Now run the command objection explore -q to attach to the application. Keep in mind that this is not early instrumentation since you are attaching to the application after is is being launched. For early instrumentation you can just use Frida with the spawn command.
You can just press TAB on your computer to see all the list of available commands. One of the most useful features of objection is the autocompletion feature so we don’t have to remember all these commands.
For any extra tasks not performed by objection, you can just load the corresponding fridascript with the import command.
Ok, now we can use objection to do various tasks. It is important to note that whatever is happening here is happening within the context of the application with all the sandbox restrictions still being employed in place. Also, all the ios specific commands start with ios. Also, any command you want to run on your computer from within the objection interpreter must have ! prepended to it.

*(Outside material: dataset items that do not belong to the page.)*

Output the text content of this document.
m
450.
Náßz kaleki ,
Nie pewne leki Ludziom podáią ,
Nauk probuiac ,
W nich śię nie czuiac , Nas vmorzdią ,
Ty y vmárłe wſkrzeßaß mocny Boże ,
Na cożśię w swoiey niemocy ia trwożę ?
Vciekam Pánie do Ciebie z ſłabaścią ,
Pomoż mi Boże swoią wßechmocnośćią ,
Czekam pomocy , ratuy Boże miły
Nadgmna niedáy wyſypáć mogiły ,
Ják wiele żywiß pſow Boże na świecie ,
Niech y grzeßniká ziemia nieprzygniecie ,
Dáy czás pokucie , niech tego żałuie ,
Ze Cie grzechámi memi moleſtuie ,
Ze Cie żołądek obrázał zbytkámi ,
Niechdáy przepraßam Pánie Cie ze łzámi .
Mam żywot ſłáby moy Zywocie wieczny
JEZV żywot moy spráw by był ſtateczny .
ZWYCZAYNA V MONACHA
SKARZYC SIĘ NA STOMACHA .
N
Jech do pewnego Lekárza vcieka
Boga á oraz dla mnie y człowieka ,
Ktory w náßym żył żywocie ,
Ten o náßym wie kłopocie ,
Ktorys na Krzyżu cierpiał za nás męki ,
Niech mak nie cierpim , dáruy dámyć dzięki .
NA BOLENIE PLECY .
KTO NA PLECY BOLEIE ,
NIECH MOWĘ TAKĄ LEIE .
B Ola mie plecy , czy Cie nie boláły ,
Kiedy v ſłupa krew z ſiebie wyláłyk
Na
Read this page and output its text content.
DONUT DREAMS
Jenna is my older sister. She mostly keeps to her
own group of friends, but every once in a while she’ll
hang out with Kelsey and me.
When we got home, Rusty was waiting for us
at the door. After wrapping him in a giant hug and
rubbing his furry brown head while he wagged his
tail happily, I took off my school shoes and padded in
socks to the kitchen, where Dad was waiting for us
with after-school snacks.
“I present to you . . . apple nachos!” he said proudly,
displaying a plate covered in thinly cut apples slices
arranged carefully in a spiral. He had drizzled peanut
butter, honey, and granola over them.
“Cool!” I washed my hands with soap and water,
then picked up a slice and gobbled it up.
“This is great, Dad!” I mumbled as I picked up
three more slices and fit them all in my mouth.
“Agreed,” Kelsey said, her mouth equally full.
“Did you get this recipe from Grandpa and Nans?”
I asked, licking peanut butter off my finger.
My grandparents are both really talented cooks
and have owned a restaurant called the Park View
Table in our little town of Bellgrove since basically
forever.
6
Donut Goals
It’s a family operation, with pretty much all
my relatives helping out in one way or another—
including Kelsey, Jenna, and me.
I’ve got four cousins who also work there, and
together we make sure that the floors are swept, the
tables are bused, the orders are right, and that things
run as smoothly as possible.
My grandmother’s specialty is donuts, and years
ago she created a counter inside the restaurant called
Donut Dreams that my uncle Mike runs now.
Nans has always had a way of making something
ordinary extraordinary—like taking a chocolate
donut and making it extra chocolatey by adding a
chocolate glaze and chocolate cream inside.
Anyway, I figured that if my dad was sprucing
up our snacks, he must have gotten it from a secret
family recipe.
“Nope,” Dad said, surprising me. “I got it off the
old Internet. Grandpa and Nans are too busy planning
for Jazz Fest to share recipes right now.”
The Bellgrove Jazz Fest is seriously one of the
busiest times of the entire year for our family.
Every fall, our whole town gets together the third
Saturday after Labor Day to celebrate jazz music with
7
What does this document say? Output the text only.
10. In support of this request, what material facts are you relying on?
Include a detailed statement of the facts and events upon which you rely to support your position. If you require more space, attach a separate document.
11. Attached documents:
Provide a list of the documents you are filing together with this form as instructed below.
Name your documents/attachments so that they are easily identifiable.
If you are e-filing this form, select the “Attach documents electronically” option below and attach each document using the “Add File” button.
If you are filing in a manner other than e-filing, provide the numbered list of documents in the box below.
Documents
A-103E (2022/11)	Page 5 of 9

Use pwd print to print out the current working directory.
A simple ls command will dump the contents from the current working directory within the application context.
Let’s run env and this will give us all the folders related to the application. We are mostly interested in the application data here which is mostly present in the Documents folder.
Now let’s head over to the Documents directory and run the ls command there.
The data stored in the info.plist file can be dumped with ios plist cat filename command.
Optionally, another way of achieving the same would be to download the file to your computer with the file download filename command and then use the OS command cat (prepended with an !) to list the contents of the file.
You can see all the data stored using the NSUserDefaults or UserDefaults (in new SDKs) using the ios nsuserdefaults get command.
And you can use the ios keychain dump to dump the keychain.